A political scientist once said to me that a leading indicator that climate change is starting to hit home, psychologically, would be an increase in the rate of informed women deciding to not have children. Interesting. Is it hitting home with you, psychologically?
Are you perhaps someone with climate-linked pre-traumatic stress? A climate psychiatrist coined that term, and that's a profession now, by the way, shrinks for climate woes. They're getting work at a time when some high schoolers don't want to apply to university any longer, because they can't foresee a future for themselves. And this brings me back to my main point.

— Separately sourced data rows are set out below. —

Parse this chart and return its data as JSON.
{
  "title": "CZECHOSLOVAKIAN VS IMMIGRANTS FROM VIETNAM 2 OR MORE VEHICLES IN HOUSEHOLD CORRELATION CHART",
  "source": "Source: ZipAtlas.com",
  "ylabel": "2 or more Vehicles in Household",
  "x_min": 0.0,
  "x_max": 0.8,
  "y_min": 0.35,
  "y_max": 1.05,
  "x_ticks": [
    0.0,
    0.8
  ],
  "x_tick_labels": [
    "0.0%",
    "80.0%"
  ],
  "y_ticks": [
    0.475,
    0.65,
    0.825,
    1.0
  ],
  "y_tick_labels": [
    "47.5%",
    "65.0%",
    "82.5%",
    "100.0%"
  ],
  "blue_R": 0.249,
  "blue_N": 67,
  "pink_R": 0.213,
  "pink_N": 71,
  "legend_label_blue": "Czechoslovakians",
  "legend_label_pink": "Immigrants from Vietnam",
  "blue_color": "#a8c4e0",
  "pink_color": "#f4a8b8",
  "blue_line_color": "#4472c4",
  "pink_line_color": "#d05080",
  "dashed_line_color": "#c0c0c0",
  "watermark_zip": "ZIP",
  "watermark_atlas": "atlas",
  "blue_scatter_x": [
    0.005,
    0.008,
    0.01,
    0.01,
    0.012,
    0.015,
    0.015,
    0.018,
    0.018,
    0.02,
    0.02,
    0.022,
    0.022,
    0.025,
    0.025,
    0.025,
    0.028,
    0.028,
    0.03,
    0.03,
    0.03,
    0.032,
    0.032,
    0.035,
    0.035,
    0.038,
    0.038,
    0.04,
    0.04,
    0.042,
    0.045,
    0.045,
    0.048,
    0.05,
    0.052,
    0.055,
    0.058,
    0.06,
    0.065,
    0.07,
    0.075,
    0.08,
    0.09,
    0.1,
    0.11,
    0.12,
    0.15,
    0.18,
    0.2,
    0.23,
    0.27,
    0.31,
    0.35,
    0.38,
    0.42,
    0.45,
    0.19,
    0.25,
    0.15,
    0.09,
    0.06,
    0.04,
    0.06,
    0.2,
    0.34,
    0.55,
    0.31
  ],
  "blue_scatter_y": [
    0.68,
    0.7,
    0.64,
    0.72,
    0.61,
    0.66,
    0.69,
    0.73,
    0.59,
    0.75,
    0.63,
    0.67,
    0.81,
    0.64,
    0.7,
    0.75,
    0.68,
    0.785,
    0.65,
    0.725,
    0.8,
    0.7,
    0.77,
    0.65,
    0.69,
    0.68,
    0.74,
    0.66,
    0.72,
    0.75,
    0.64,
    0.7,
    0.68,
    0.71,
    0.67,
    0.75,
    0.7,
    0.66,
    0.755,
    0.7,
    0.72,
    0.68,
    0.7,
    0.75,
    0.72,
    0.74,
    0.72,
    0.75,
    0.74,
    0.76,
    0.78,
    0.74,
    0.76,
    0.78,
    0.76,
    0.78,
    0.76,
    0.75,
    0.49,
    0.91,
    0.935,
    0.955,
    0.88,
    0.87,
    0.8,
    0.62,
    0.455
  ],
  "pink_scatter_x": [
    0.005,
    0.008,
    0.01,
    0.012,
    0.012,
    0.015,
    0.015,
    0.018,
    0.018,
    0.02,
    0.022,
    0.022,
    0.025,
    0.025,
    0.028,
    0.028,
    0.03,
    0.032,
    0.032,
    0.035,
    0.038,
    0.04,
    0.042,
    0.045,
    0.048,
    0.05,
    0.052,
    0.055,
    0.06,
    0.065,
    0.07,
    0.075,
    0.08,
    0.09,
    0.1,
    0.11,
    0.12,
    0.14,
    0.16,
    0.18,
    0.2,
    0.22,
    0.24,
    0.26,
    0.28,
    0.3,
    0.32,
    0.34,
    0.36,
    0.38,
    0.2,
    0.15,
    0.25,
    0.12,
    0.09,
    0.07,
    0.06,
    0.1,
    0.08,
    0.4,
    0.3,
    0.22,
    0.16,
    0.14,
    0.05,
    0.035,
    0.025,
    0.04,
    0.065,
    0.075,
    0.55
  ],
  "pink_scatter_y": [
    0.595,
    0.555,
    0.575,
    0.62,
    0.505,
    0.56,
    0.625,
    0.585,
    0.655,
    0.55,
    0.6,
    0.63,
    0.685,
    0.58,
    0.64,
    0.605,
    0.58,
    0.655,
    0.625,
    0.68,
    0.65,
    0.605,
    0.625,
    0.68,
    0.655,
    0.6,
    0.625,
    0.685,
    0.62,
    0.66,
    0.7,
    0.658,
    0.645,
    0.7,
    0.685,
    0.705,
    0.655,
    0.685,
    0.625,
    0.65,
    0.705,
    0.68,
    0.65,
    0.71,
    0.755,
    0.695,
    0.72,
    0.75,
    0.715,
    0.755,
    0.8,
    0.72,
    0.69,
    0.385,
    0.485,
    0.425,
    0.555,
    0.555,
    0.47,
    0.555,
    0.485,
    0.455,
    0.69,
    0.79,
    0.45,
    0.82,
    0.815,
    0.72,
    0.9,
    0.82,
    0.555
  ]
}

The growing concern about having kids in the climate crisis is an urgent indicator of how hard-pressed people are feeling. Right now, students around the world are screaming for change in the piercing voice of despair. And the fact that we can see how we contribute to this problem that makes us feel unsafe is crazy-making in itself. Climate change is all-encompassing and so are the ways that it messes with our minds. Many activists will tell you that the best antidote to grief is activism. And some psychologists will tell you the answer can be found in therapy. Others believe the key is to imagine you're on your deathbed, reflecting back on what's mattered the most in your life, so you can identify what you should do more of now, with the time that you have left. We need all these ideas, and more, to take care of our innermost selves as the environments we've known become more punishing towards us. And whether you have children or not, we need to be honest about what is happening, and what we owe one another. We cannot afford to treat the psychological impacts of climate change as some afterthought, because the other issues, of science, technology and the politics and economy, feel hard, while this somehow feels soft.
Mental health needs to be an integral part of any climate change survival strategy, requiring funding, and ethics of equity and care, and widespread awareness. Because even if you're the most emotionally avoidant person on the planet, there's no rug in the world that's big enough to sweep this up under.